The Federal Communications Commission is facing resistance over net neutrality rules that would allow companies to pay broadband providers to make certain sites and content faster.
The FCC said Sept. 16 it had received approximately 3.7 million comments through midnight earlier that day. That's up from 1.4 million comments just five days earlier. The agency has now received more comments regarding net neutrality than it received in 2004 regarding Janet Jackson's "wardrobe malfunction" at that year's Super Bowl.
While there is no formal deadline in place, the FCC has said it expects to finalize net neutrality rules before the end of the year.
The FCC voted May 15 to move forward with the agency's proposed net neutrality rules. The rules, which allow broadband providers to reach deals with companies for preferred access to their customers, were published shortly after the final vote. The vote passed three to two.
Opponents fear the proposed net neutrality rules would allow broadband providers to make deals with large companies -- such as streaming video providers, mobile messaging providers, and online video game producers, among others -- for faster access to subscribers at the expense of newer, smaller companies.
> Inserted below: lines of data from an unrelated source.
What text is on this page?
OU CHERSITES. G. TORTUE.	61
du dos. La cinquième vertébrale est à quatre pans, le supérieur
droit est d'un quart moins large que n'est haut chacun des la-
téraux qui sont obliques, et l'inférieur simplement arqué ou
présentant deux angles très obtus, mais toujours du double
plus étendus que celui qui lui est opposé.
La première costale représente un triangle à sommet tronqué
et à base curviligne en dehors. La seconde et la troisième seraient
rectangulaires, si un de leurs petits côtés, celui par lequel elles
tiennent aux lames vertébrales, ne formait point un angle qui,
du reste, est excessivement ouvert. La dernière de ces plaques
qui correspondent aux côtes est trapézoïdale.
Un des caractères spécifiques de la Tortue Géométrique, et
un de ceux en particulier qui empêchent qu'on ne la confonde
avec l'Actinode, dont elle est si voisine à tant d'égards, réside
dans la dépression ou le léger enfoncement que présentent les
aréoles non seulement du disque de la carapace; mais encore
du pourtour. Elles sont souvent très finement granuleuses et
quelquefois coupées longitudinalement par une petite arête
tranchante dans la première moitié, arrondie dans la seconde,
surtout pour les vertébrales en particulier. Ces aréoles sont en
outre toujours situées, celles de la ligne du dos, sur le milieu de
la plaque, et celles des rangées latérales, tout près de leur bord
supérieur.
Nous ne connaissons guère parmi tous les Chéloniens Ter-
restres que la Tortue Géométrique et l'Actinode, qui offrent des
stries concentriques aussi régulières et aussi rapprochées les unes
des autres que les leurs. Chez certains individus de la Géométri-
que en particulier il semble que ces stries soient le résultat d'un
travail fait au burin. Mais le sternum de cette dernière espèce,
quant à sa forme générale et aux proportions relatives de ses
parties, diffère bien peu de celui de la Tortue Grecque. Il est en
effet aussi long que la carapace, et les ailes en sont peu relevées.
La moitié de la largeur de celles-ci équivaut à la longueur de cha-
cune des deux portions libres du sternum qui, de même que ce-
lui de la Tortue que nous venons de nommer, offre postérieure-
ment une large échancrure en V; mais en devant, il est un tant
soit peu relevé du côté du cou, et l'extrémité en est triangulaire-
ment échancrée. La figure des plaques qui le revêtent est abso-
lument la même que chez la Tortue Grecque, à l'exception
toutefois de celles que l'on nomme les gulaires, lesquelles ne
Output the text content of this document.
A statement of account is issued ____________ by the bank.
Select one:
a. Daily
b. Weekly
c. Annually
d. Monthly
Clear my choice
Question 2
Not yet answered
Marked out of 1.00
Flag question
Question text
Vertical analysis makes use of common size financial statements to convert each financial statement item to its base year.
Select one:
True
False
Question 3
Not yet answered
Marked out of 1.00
Several websites, including Digg, Netflix, and Reddit (among others), staged an online protest Sept. 10 against proposed net neutrality legislation. Opponents fear it could divide the Internet into fast and slow lanes. The websites showed messages asking visitors to contact Congress.
"The average broadband speeds jumped 25 percent in 2013 alone, highlighting there are no 'slow lanes' in today's Internet… Title II backers fail to explain where the next hundreds of billions of dollars of risk capital will come from to improve and expand today's networks." Letter from ISPs
FCC Chairman Tom Wheeler warned ISPs July 23 that they are required to give subscribers "accurate and truthful" information for subjects like pricing and actual download speeds. Wheeler said he would hold ISPs "accountable" for not providing such information, but did not say what that might entail.
The FCC first implemented net neutrality rules in late 2010, but it was quickly sued by Verizon to prevent their imposition. The D.C. Circuit Court of Appeals ruled Jan. 14 that the agency did not have the regulatory authority to implement net neutrality rules as they were then written.